The Belgian Authority declared itself competent to deal with the complaint because the complainant was based in Belgium and Google processed his personal data and had an establishment there. This was the same reasoning as applied in the Google Spain case, in the which the Court of Justice of the European Union first set out the parameters of the right to be forgotten.

This case shows that individual European Data Protection Authorities can fine Google based on the turnover of its parent company.

The right to be forgotten allows people to ask for out of date and/or irrelevant personal data about them to be deleted and generally applies to search engines such as Google, rather than newspapers or broadcasters. In this case whilst the URLs will no longer appear in Google search results against a search of the executive’s name, the underlying articles will still be there, and do not have to be removed.

Defamation: The Times apologises and pays damages over pre-paywall article preview

The Times has apologised to the former CEO of Al Rayan Bank, Sultan Choudhury OBE, after it published a photo of him online next to a pre-paywall preview of an article that had the headline: ‘Female Circumcision is like clipping a nail, claimed speaker’.

The quote was not actually from Mr Choudhury, but from a former speaker at an institute of which Choudhury had been an unpaid director. This was explained in the full article, but that was behind a paywall and only available to subscribers of the Times.

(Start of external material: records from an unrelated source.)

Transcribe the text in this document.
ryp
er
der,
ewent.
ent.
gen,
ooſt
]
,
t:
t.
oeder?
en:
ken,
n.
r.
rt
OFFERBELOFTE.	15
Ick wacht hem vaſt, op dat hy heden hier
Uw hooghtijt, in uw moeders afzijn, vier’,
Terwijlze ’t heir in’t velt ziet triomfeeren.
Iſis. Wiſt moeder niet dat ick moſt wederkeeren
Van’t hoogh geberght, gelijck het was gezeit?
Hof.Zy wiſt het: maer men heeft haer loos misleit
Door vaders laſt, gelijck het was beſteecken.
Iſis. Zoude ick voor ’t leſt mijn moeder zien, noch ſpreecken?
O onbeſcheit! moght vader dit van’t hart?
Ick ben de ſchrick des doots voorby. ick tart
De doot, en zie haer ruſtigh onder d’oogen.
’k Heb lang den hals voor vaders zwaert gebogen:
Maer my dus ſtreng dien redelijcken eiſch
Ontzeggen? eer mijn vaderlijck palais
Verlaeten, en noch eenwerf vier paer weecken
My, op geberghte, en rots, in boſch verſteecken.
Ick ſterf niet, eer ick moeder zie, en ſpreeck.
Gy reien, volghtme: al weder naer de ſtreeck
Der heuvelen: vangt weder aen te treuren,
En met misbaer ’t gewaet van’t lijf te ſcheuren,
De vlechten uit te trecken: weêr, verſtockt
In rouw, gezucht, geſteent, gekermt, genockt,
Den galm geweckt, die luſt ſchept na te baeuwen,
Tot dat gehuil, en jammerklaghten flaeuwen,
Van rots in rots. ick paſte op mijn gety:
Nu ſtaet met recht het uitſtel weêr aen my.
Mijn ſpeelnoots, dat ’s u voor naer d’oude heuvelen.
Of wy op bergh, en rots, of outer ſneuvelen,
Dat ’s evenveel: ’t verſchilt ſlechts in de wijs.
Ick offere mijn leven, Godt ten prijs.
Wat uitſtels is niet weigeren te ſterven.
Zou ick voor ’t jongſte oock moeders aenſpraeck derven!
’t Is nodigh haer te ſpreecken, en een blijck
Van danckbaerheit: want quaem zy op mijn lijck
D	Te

Mr Choudhury brought a defamation claim against the Times, alleging that the preview was ‘misleading and libelous’ because the headline and the photograph meant he held the views espoused in the headline, which he said he found ‘abhorrent’. He said he was ‘utterly shocked’ by the preview, which had caused him huge distress and had resulted in him being sent hateful comments online and argued that the Times could not rely upon the whole article in its defense because the ordinary internet reader could not see it because it was behind the paywall.

The Times published an apology, explaining that any impression that the headline conveyed Mr Choudhury’s views was not intended, and making clear that Mr Choudhury did not say those words. The Times also apologised for any distress caused to Mr Choudhury and agreed to pay damages and his legal costs.